Many don't realize that anyone can file complaints to regulators, such as the Federal Trade Commission, at no charge. Fraudulent asset recovery companies are charging hundreds or thousands of dollars up front but offer services such as these, that victims could do on their own for free. In many cases, they even file claims that are too old to be legally valid or don’t have the right documentation. To bait
victims, many of them claim to have contacts at government agencies that could help recover money, but warn the victim to keep this information secret.
The scheme came to the CFPB’s attention after it received about 400 complaints in recent months concerning consumers on whose behalf one Florida-based company had filed complaints, according to Stacy Canan, deputy assistant director of the CFPB’s Office for Older Americans. The asset-recovery company wasn’t authorized to file the complaints for these consumers, who were all older than 62 and had been
victims of previous scams, such as bogus timeshare investments and work-at-home schemes, Canan says. The CFPB contacted some of the consumers, who said they were unaware the company had filed the complaints on their behalf.

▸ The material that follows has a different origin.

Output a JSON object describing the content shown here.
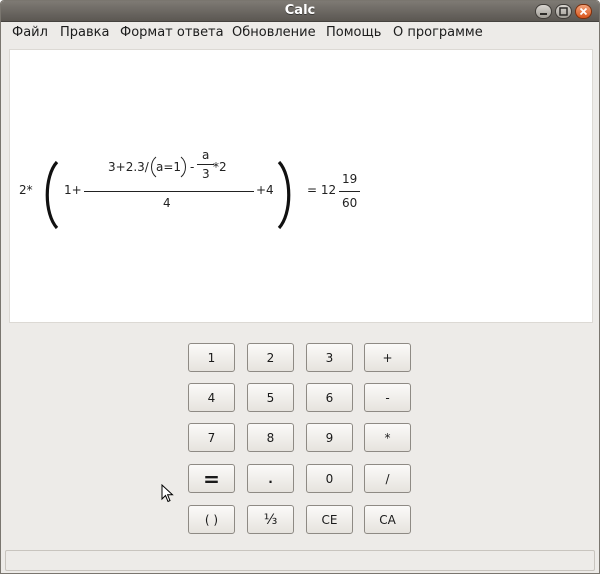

It’s unclear how these asset-recovery companies identify people who have already been victims of scams. The asset-recovery company could be the same group that defrauded the person in the first place. Or it could be that the names of victims were added to a “suckers list” and sold to different con artists.
And why are these consumers falling victim again? A recent study funded by AARP and conducted by psychologists at Stanford University found that consumers who are in a heightened emotional state — common after being scammed — are more vulnerable to deceptive sales pitches. “This is another reason why we think the reload pitch is so successful,” Doug Shadel of AARP says.
The CFPB said there are some red flags consumers should watch out for, such as:
• companies asking for a fee up front to recover lost money;
• a demand for secrecy;
• claims that a company has special government access for filing complaints.
Canan reiterates that “(i)t’s important for consumers to know [that] submitting a complaint with the CFPB or the FTC is free — absolutely no charge,” Canan says.
Hope this is helpful and that your grandmother is never the victim of a scam again!